Law is too small to contain social justice

John Winstead mug

John Winstead

Editor’s note: Winstead also serves as a Student Government Association senator. 

JUSTICE, NOT LEGISLATION

Religious Freedom Restoration legislation is the latest tactic the right is using to overturn LGBT social progress. The Advocate reported that Kentucky’s Senate recently approved a so-called “license to discriminate bill” that would allow individuals and businesses to deny services to LGBT people without being penalized under local antidiscrimination ordinances.

Some on the left have attacked this bill and others like it on the basis that they are unconstitutional. However, I argue that attacking this issue from a position of law is misguided. 

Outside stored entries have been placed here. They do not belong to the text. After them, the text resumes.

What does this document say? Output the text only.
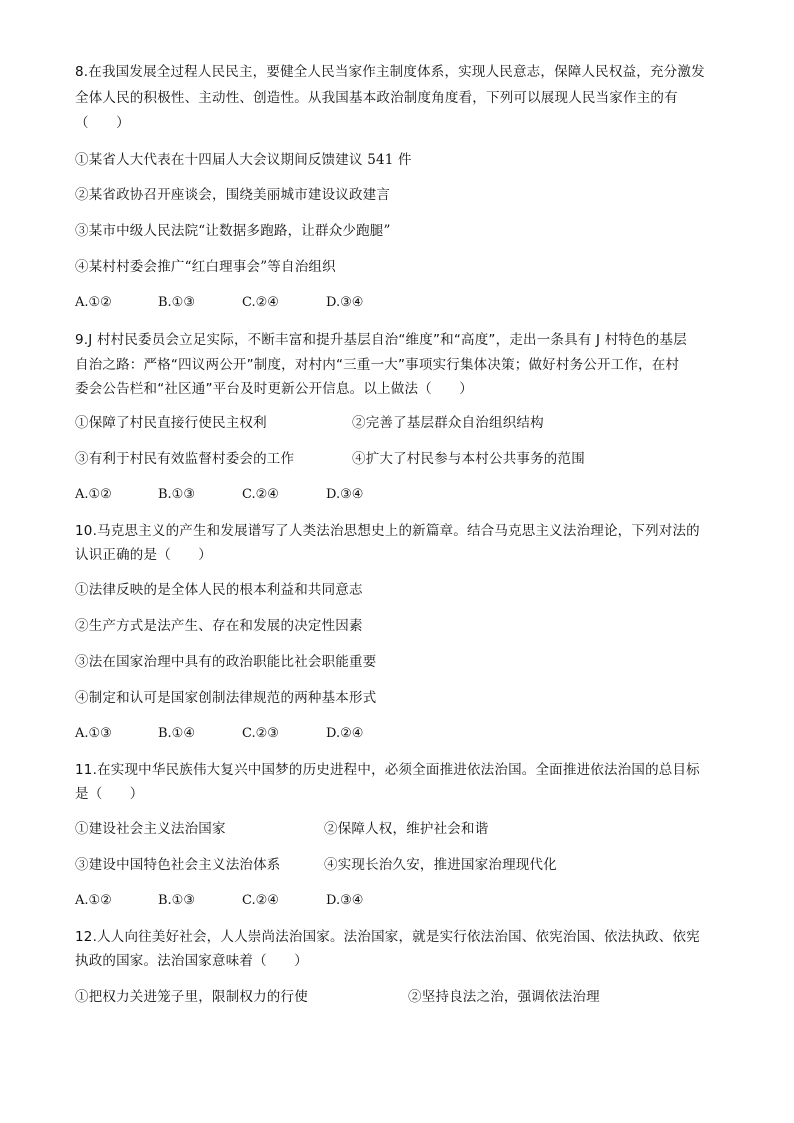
8.在我国发展全过程人民民主，要健全人民当家作主制度体系，实现人民意志，保障人民权益，充分激发
全体人民的积极性、主动性、创造性。从我国基本政治制度角度看，下列可以展现人民当家作主的有
（　　）
①某省人大代表在十四届人大会议期间反馈建议 541 件
②某省政协召开座谈会，围绕美丽城市建设议政建言
③某市中级人民法院“让数据多跑路，让群众少跑腿”
④某村村委会推广“红白理事会”等自治组织
A.①②	B.①③	C.②④	D.③④
9.J 村村民委员会立足实际，不断丰富和提升基层自治“维度”和“高度”，走出一条具有 J 村特色的基层
自治之路：严格“四议两公开”制度，对村内“三重一大”事项实行集体决策；做好村务公开工作，在村
委会公告栏和“社区通”平台及时更新公开信息。以上做法（　　）
①保障了村民直接行使民主权利	②完善了基层群众自治组织结构
③有利于村民有效监督村委会的工作	④扩大了村民参与本村公共事务的范围
A.①②	B.①③	C.②④	D.③④
10.马克思主义的产生和发展谱写了人类法治思想史上的新篇章。结合马克思主义法治理论，下列对法的
认识正确的是（　　）
①法律反映的是全体人民的根本利益和共同意志
②生产方式是法产生、存在和发展的决定性因素
③法在国家治理中具有的政治职能比社会职能重要
④制定和认可是国家创制法律规范的两种基本形式
A.①③	B.①④	C.②③	D.②④
11.在实现中华民族伟大复兴中国梦的历史进程中，必须全面推进依法治国。全面推进依法治国的总目标
是（　　）
①建设社会主义法治国家	②保障人权，维护社会和谐
③建设中国特色社会主义法治体系	④实现长治久安，推进国家治理现代化
A.①②	B.①③	C.②④	D.③④
12.人人向往美好社会，人人崇尚法治国家。法治国家，就是实行依法治国、依宪治国、依法执政、依宪
执政的国家。法治国家意味着（　　）
①把权力关进笼子里，限制权力的行使	②坚持良法之治，强调依法治理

In my opinion, the law is not abstract, nor is the U.S. Constitution inherently good. The Constitution condoned 89 years of slavery in the U.S., and common law condoned 156 years of slavery before that. If history demonstrates anything, it is that the law is not the arbiter of morality but a parody of it. Legal justification should be regarded as the lowest rationale for a society’s state of affairs, and yet the law is always our first form of recourse in adjudicating differences in public policy. 

That is the problem. 

Why do we turn to the law to legitimize our politics when the law bears no immediate relation to justice?

I do not need to turn to the International Court of Justice to know that genocide is immoral. I do not need to turn to the U.S. Constitution to know that slavery is wrong. I do not need the law to know what is justice.

I am writing none of this to denounce the social justice work others are doing in the realm of law. It is good and necessary work. Many peoples’ lives and livelihoods depend on that work. I critique the political trajectory, not tactics. Engaging with the law is fine in the short term, but true liberation from oppression will not come from the law. As history bears out, true liberation has always and will always come about in spite of the law, not with it.

Religious Freedom Restoration bills are condemnable on the basis that they arbitrarily deny services and resources to people who need them, not because these bills are unconstitutional. Kentucky’s left and those concerned with social justice should keep this critique in mind as they fight against the latest conservative triage. Ours is a cause of social justice, not social litigation, and we should never forget that.